Ortodossa, nacque nel 1890 a Serpuchov, in provincia di Mosca, da famiglia di gente semplice. Dopo la morte dei genitori entrò nel monastero della Madre di Dio di Serpuchov, dove prese i voti a sedici anni. Nel 1926, quando il monastero venne chiuso, Glikerija si ritirò a vivere nel campanile del monastero e per guadagnarsi da vivere badava ai figli degli aviatori militari dell'aeroporto locale, poi quando tutti gli edifici dell'ex monastero furono chiusi la monaca si trasferì in città, dove lavorava come donna delle pulizie nella chiesa di Sant'Elia.
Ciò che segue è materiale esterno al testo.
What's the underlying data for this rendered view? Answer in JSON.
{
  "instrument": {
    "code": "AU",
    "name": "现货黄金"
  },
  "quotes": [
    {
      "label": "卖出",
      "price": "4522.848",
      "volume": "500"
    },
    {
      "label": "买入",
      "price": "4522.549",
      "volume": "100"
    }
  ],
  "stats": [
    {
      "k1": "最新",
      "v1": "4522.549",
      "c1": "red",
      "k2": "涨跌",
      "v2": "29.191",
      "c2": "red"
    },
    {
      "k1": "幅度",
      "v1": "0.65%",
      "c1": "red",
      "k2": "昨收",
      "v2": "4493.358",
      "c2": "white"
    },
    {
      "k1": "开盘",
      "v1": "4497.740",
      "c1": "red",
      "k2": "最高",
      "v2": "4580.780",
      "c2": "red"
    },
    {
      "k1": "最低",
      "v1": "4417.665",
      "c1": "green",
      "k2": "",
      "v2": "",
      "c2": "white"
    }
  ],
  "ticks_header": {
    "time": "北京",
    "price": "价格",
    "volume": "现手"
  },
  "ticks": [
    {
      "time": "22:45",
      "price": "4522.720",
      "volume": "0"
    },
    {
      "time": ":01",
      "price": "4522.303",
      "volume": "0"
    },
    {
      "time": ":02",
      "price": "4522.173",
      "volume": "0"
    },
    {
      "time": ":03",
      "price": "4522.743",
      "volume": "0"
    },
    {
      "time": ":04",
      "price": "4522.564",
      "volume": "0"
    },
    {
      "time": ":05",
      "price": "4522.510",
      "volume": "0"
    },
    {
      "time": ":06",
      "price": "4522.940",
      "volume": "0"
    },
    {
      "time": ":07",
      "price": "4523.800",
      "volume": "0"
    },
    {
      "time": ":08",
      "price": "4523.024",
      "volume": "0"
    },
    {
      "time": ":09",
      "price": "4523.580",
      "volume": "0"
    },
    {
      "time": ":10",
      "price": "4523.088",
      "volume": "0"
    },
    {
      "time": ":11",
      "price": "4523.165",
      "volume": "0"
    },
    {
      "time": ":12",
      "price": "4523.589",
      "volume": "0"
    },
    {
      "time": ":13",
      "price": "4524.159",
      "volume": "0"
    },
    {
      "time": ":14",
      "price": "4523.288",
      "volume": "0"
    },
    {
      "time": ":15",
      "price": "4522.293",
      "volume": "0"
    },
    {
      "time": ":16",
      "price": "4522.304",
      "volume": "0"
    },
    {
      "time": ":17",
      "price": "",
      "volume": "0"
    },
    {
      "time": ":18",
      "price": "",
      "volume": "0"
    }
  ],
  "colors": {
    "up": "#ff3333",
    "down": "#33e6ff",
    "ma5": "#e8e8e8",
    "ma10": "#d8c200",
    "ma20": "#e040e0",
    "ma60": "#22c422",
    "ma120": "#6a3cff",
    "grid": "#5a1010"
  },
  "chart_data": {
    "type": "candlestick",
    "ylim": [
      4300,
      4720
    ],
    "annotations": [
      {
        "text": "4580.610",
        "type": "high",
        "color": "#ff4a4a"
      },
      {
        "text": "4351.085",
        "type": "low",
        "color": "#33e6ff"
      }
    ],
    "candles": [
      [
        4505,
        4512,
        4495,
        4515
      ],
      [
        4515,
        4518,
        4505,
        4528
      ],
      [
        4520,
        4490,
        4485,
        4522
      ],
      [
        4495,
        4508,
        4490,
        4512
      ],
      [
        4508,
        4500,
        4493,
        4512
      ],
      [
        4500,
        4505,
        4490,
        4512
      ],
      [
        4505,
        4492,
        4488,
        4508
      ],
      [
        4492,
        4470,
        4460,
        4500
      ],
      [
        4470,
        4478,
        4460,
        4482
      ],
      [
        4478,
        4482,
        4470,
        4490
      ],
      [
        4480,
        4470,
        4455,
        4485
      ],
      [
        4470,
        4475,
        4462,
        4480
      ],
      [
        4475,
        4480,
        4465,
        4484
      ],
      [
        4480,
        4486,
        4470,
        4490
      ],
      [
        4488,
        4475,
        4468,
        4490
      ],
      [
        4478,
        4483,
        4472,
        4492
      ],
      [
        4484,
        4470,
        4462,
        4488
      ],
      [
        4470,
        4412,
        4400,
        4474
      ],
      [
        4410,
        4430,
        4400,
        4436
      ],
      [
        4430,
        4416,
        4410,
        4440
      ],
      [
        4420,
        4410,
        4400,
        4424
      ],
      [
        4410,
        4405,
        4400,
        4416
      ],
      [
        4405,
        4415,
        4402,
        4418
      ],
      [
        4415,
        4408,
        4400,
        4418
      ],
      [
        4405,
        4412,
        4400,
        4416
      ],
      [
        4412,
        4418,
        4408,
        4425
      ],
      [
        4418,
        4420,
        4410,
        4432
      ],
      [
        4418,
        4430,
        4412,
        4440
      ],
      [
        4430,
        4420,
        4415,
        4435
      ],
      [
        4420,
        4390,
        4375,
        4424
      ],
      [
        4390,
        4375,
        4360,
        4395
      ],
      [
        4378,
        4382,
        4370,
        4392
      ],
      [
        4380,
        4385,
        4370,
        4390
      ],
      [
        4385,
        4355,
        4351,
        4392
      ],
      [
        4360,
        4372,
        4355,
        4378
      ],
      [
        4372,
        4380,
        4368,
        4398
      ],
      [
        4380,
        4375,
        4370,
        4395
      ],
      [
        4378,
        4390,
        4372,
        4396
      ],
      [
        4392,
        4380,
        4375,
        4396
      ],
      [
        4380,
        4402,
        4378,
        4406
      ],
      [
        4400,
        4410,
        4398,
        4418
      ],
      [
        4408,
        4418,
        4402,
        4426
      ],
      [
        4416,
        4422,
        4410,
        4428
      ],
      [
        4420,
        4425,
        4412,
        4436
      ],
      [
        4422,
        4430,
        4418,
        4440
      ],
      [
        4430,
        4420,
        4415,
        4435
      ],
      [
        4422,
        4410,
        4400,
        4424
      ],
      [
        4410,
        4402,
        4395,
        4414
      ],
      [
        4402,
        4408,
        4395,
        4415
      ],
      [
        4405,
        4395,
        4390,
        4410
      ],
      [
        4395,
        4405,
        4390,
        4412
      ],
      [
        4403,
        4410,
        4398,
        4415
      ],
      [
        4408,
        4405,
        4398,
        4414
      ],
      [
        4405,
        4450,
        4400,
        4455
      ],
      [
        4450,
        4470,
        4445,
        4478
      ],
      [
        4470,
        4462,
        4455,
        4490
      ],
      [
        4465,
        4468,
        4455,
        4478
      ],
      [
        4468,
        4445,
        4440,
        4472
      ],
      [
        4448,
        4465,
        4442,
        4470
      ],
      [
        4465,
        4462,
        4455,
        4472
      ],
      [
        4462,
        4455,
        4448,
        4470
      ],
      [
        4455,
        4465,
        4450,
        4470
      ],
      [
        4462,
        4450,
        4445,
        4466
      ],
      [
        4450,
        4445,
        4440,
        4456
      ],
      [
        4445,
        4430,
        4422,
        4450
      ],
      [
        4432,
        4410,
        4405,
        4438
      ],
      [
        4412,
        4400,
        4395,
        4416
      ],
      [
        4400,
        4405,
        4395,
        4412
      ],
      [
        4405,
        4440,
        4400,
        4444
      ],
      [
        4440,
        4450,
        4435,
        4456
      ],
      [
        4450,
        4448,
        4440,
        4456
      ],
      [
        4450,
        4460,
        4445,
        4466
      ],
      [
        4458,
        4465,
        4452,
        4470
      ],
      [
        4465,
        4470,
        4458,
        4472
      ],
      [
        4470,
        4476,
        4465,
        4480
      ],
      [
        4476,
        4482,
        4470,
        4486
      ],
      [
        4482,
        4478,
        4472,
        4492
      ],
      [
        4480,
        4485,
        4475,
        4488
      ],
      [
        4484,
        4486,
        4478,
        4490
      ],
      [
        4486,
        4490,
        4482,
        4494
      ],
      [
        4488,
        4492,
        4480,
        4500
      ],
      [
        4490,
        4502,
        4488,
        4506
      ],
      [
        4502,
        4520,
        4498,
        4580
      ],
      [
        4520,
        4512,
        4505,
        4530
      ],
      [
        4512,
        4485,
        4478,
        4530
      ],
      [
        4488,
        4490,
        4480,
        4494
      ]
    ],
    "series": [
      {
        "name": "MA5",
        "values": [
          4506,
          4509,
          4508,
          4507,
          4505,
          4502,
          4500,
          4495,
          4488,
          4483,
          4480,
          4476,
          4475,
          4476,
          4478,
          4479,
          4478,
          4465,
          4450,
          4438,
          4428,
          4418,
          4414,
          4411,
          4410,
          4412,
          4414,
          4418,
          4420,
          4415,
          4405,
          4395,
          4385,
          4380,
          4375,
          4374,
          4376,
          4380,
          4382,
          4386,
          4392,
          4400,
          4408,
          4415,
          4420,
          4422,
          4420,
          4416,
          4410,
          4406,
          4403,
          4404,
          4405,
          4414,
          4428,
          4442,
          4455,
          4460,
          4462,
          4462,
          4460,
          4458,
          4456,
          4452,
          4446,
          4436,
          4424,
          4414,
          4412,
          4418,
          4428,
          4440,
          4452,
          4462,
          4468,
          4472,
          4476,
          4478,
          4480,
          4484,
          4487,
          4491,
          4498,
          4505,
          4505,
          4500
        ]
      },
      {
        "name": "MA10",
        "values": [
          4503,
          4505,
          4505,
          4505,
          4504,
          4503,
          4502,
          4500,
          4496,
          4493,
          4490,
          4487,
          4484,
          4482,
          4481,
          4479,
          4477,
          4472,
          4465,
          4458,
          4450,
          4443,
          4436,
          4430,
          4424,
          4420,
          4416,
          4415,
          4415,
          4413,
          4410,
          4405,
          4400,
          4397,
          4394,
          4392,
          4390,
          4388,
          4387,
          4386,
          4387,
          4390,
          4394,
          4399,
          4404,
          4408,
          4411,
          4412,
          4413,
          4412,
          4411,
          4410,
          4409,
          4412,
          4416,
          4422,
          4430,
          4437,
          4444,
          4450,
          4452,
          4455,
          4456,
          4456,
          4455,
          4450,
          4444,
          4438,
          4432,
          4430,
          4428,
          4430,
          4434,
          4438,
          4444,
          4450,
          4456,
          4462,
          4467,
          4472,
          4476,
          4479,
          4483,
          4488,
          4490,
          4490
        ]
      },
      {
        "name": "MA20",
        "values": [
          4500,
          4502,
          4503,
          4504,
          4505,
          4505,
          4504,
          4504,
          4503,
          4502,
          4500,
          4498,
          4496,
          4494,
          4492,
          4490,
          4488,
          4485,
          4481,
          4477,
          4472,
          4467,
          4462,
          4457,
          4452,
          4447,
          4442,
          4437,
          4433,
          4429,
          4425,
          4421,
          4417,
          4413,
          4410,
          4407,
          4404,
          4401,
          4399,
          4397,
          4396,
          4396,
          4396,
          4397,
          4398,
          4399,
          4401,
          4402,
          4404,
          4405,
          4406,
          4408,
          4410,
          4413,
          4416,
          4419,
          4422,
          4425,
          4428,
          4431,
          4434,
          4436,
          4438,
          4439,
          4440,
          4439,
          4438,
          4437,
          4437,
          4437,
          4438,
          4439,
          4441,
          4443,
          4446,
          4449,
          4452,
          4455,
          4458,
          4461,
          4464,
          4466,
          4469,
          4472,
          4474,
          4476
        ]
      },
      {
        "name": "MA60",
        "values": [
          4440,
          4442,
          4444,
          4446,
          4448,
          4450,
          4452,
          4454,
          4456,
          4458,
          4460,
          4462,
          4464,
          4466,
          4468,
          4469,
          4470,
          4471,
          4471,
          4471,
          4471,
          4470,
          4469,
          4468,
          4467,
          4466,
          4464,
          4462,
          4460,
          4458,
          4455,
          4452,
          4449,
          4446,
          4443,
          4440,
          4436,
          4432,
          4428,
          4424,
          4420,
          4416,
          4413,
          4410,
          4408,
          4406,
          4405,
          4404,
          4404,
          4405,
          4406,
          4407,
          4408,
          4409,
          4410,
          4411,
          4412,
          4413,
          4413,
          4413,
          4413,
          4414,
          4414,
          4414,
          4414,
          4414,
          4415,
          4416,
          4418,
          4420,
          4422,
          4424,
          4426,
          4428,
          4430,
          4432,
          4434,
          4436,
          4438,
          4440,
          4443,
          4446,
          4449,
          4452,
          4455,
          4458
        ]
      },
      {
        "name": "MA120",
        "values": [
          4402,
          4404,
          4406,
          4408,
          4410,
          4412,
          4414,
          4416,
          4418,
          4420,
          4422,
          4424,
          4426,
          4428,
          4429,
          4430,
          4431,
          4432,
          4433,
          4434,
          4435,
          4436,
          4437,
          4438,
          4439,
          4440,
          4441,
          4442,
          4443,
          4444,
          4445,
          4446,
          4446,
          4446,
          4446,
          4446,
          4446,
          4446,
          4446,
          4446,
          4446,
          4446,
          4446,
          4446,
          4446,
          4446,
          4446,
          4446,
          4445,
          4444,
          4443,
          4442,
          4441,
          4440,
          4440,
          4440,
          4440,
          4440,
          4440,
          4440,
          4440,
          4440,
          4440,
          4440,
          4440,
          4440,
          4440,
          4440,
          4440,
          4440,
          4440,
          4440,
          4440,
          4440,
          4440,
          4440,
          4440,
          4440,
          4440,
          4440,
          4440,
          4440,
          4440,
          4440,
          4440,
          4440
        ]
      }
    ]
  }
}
Secondo la testimonianza della nipote, Glikerija venne arrestata una prima volta alle 3 di notte, tra la fine di settembre e l'inizio di ottobre del 1936. Nuovamente arrestata il 23 gennaio 1938 per "attività controrivoluzionaria" insieme al sacerdote della chiesa di Serpuchov Aleksandr Uspenskij e ad altre monache del suo antico monastero, Varvara Kocminova, Matrena Sirokopletova, Aksinija Curkina, Ekaterina Polosina, fu condannata alla pena capitale e fucilata il 7 marzo a Butovo.